I spend my time—writing, reading, and teaching—moving between the ways we consider some stories true and some invention, most often left in the uncomfortable in-between where neither of those descriptors fit because they both apply.

This is likely why Kiese Laymon’s Heavy was such a powerful read when I encountered it. Laymon lays bare his life in a stunning fashion, wrestling with the truths and fictions of growing up Black and male and large in America. Constructed, in some ways, as a letter to his mother, the author frames the entire work in the midst of that contested space, as can be seen in the last lines of the introductory chapter. 

“I wanted to write a lie.

You wanted to read that lie.

I wrote this to you instead” (10).

The constant metaphor of the book is weight: physical, spiritual, emotional, and cultural. Sometimes those burdens were visible and others so embedded in his experiences it took years to identify all the ways he’d been carrying them. In some instances they led to stark truth, while in others they birthed inventions required to survive, even as those inventions ate away at him.

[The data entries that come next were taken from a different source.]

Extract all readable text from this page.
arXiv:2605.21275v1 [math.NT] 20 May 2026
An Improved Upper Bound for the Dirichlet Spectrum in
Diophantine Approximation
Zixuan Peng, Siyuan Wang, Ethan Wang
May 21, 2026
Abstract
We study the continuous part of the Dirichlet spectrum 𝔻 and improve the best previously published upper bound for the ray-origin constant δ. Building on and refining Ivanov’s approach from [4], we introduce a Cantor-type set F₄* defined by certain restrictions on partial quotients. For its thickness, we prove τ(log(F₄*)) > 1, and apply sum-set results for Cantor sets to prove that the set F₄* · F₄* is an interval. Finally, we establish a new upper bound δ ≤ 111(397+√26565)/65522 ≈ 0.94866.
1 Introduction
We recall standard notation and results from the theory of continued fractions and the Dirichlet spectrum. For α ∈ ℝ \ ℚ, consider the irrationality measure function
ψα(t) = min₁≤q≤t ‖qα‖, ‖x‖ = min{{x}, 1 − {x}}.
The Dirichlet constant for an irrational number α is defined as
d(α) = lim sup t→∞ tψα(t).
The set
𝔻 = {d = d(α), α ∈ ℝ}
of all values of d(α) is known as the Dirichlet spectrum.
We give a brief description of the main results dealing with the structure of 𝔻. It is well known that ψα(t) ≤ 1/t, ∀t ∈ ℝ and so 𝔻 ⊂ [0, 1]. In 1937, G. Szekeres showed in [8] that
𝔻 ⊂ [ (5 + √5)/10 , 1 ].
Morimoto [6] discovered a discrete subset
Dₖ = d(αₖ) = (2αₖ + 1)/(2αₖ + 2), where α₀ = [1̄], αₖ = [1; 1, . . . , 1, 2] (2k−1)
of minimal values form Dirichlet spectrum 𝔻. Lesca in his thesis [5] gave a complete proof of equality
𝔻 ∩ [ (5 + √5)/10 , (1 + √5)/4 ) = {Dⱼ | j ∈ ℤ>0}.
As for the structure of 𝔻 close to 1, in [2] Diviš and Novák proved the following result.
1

Truly, this is a stunning work that lays bare the effort required to endure the shadowy spaces where we either make our stories concrete truth in order to preserve a fundamentalist’s certainty of our self-perception or shade our truths with self-preserving fictions because the rawest parts of ourselves are most difficult to look at.

Resisting both of those impulses, though, is exactly central to Laymon’s efforts in writing Heavy and the dominant preoccupation I carried throughout my reading of his work.

“For the first time in my life, I realized telling the truth was way different from finding the truth, and finding the truth had everything to do with revisiting and rearranging words. Revisiting and rearranging words didn’t only require a vocabulary; it required will, and maybe courage. Revised word patterns were revised thought patterns. Revised thought patterns shaped memory” (86). 

This is the benefit of a work like Heavy. It holds us in a posture of attention, both to the weight Laymon carries and our own burdens. But, if we’re attentive and willing, it also forces us to consider the ways we may have weighed on others, intentionally or not. And that is work we all must do.